SELECT watches_US.*, prices.*, watches_US.watches_ID as current_ID,
    prices2.prices_am as new_price, 
    prices2.prices_date as new_price_date, 
    ( SELECT prices_am FROM prices WHERE ( prices_watches_ID = current_ID AND prices_locale = 'US') AND ( prices_date >= DATE_SUB(new_price_date,INTERVAL 30 HOUR) ) ORDER BY prices_date ASC LIMIT 1 ) as old_price,
    ( SELECT ROUND(((new_price - old_price)/old_price)*100,2) ) as percent_change,
    ( SELECT (new_price - old_price) ) as absolute_change
FROM watches_US 
LEFT OUTER JOIN prices ON prices.prices_watches_ID = watches_US.watches_ID 
LEFT OUTER JOIN prices prices2 ON prices2.prices_watches_ID = watches_US.watches_ID 
WHERE ( prices_locale = 'US' )
AND ( prices_am IS NOT NULL )
AND ( prices_am != '' )
AND ( prices2.prices_date IN (SELECT MAX(price_date) FROM prices WHERE prices_watches_ID = watches_US.watches_ID AND prices_locale = 'US' )
HAVING ( old_price IS NOT NULL )
AND ( old_price != 0 )
AND ( old_price != '' )
AND ( absolute_change < 0 )
AND ( prices.prices_date = new_price_date )
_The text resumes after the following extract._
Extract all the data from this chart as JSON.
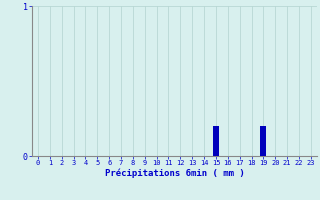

ORDER BY absolute_change ASC
LIMIT 10

The changes are the second join on prices that's used to get new_price and new_price_date with the a WHERE clause to select only the most recent entry. You could probably clean it up a bit but I wanted to get it out there.

sblundy
It looks like it would work, unfortunately MySQL won't allow the alias current_ID in the where clause.